To grow their nutrition curriculum further, Bolds says she and Holmes are working on expanding their video skills to launch their own cooking show on YouTube. As part of the LearnLinks Virtual Summer School over the past few months, they and their team members took a crash course in Google Classroom, weaving in YouTube videos where they could but also learning basic video for themselves.

The duo has moved from vegetables to science and video technology – and back to vegetables – in the space of one summer.

“So since me and Tonya originally started talking about it, my thing is that every month we would do foods of a different nationality – so like one month it would be Asian, maybe Turkish, Somalian,” Bolds says.

“So I’ve been looking at different recipes like cabbage wraps – that’s Italian. I’m going to try to make that so that I can teach people how to make them. But I found a whole lot of different recipes from different cultures that we can make, plus I love to cook.”

Holmes agrees.

“I just love cooking with fresh ingredients, and it’s actually pretty fun and exciting to see your progress,” Holmes says. “Now don’t get me wrong, it’s not an easy job – but it’s very rewarding.”

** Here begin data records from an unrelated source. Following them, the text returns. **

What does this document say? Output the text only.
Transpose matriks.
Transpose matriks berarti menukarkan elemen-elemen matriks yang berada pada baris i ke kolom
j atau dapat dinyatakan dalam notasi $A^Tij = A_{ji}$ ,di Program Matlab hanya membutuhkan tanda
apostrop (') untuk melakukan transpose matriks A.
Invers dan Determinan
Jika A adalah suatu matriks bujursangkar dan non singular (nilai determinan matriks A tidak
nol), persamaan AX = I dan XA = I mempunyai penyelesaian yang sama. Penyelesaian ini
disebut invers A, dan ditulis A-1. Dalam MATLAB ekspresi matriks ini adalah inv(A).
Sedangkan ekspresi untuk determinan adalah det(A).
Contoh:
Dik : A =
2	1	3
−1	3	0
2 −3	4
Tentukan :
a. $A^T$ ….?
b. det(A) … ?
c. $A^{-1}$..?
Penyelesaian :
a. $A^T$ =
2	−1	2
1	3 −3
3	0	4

Aside from Holmes and Parson, Bolds’ biggest supporter is her daughter Tai’ Ana Williams, who has helped plant, weed and water the vertical garden.

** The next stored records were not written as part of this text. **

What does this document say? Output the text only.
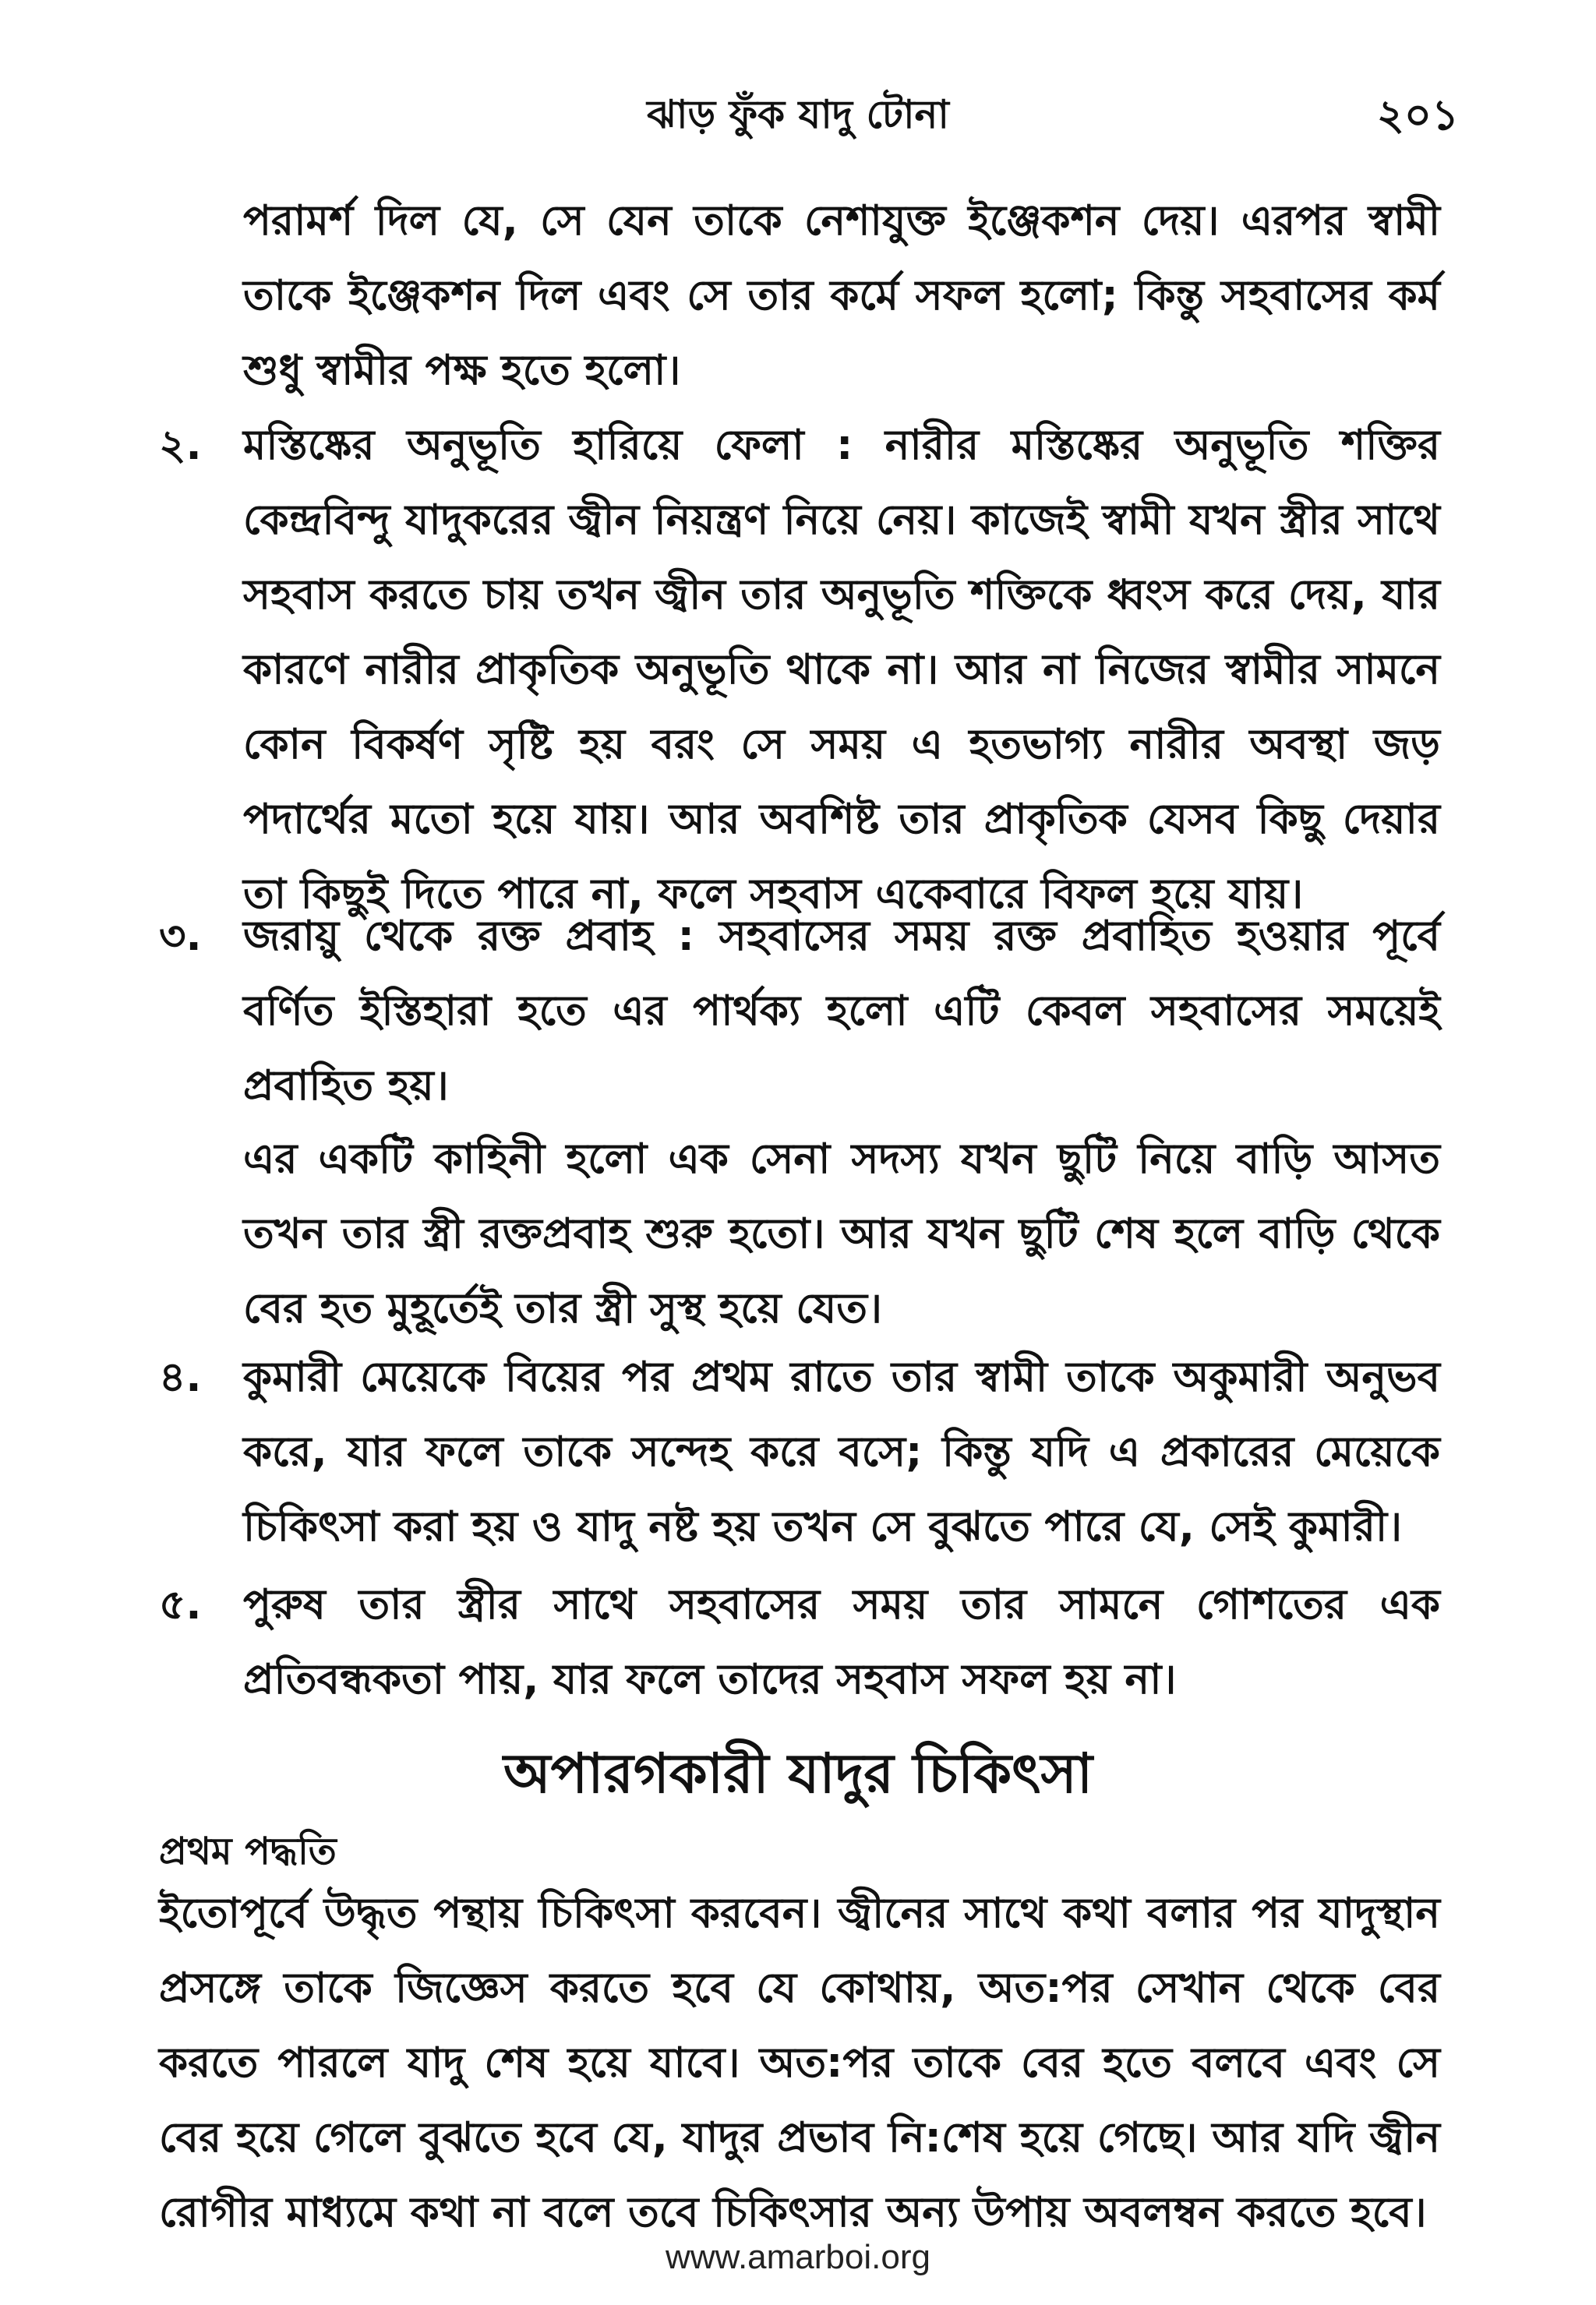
ঝাড় ফুঁক যাদু টোনা	২০১
পরামর্শ দিল যে, সে যেন তাকে নেশাযুক্ত ইঞ্জেকশন দেয়। এরপর স্বামী তাকে ইঞ্জেকশন দিল এবং সে তার কর্মে সফল হলো; কিন্তু সহবাসের কর্ম শুধু স্বামীর পক্ষ হতে হলো।
২.	মস্তিষ্কের অনুভূতি হারিয়ে ফেলা : নারীর মস্তিষ্কের অনুভূতি শক্তির কেন্দ্রবিন্দু যাদুকরের জ্বীন নিয়ন্ত্রণ নিয়ে নেয়। কাজেই স্বামী যখন স্ত্রীর সাথে সহবাস করতে চায় তখন জ্বীন তার অনুভূতি শক্তিকে ধ্বংস করে দেয়, যার কারণে নারীর প্রাকৃতিক অনুভূতি থাকে না। আর না নিজের স্বামীর সামনে কোন বিকর্ষণ সৃষ্টি হয় বরং সে সময় এ হতভাগ্য নারীর অবস্থা জড় পদার্থের মতো হয়ে যায়। আর অবশিষ্ট তার প্রাকৃতিক যেসব কিছু দেয়ার তা কিছুই দিতে পারে না, ফলে সহবাস একেবারে বিফল হয়ে যায়।
৩.	জরায়ু থেকে রক্ত প্রবাহ : সহবাসের সময় রক্ত প্রবাহিত হওয়ার পূর্বে বর্ণিত ইস্তিহারা হতে এর পার্থক্য হলো এটি কেবল সহবাসের সময়েই প্রবাহিত হয়।
এর একটি কাহিনী হলো এক সেনা সদস্য যখন ছুটি নিয়ে বাড়ি আসত তখন তার স্ত্রী রক্তপ্রবাহ শুরু হতো। আর যখন ছুটি শেষ হলে বাড়ি থেকে বের হত মুহূর্তেই তার স্ত্রী সুস্থ হয়ে যেত।
৪.	কুমারী মেয়েকে বিয়ের পর প্রথম রাতে তার স্বামী তাকে অকুমারী অনুভব করে, যার ফলে তাকে সন্দেহ করে বসে; কিন্তু যদি এ প্রকারের মেয়েকে চিকিৎসা করা হয় ও যাদু নষ্ট হয় তখন সে বুঝতে পারে যে, সেই কুমারী।
৫.	পুরুষ তার স্ত্রীর সাথে সহবাসের সময় তার সামনে গোশতের এক প্রতিবন্ধকতা পায়, যার ফলে তাদের সহবাস সফল হয় না।
অপারগকারী যাদুর চিকিৎসা
প্রথম পদ্ধতি
ইতোপূর্বে উদ্ধৃত পন্থায় চিকিৎসা করবেন। জ্বীনের সাথে কথা বলার পর যাদুস্থান প্রসঙ্গে তাকে জিজ্ঞেস করতে হবে যে কোথায়, অত:পর সেখান থেকে বের করতে পারলে যাদু শেষ হয়ে যাবে। অত:পর তাকে বের হতে বলবে এবং সে বের হয়ে গেলে বুঝতে হবে যে, যাদুর প্রভাব নি:শেষ হয়ে গেছে। আর যদি জ্বীন রোগীর মাধ্যমে কথা না বলে তবে চিকিৎসার অন্য উপায় অবলম্বন করতে হবে।
www.amarboi.org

Williams has her own take on the project:

“It’s about bonding,” she says. “Growing things, you have to bond with your plants, you have to talk to them and stuff. And then when you’re planting them and you’re bonding with them, it makes you feel special because you’re doing it. I feel like it would be better for everyone to plant their own things so that they could feel special and know that they’re doing it not only for themselves, but for others as well.”

At Human Solutions, we’re building a community where all people can share in the security, hopes and advantages of a thriving, supportive community. Projects like this garden are a wonderful example of how we all benefit when we do things that are part of something larger than ourselves.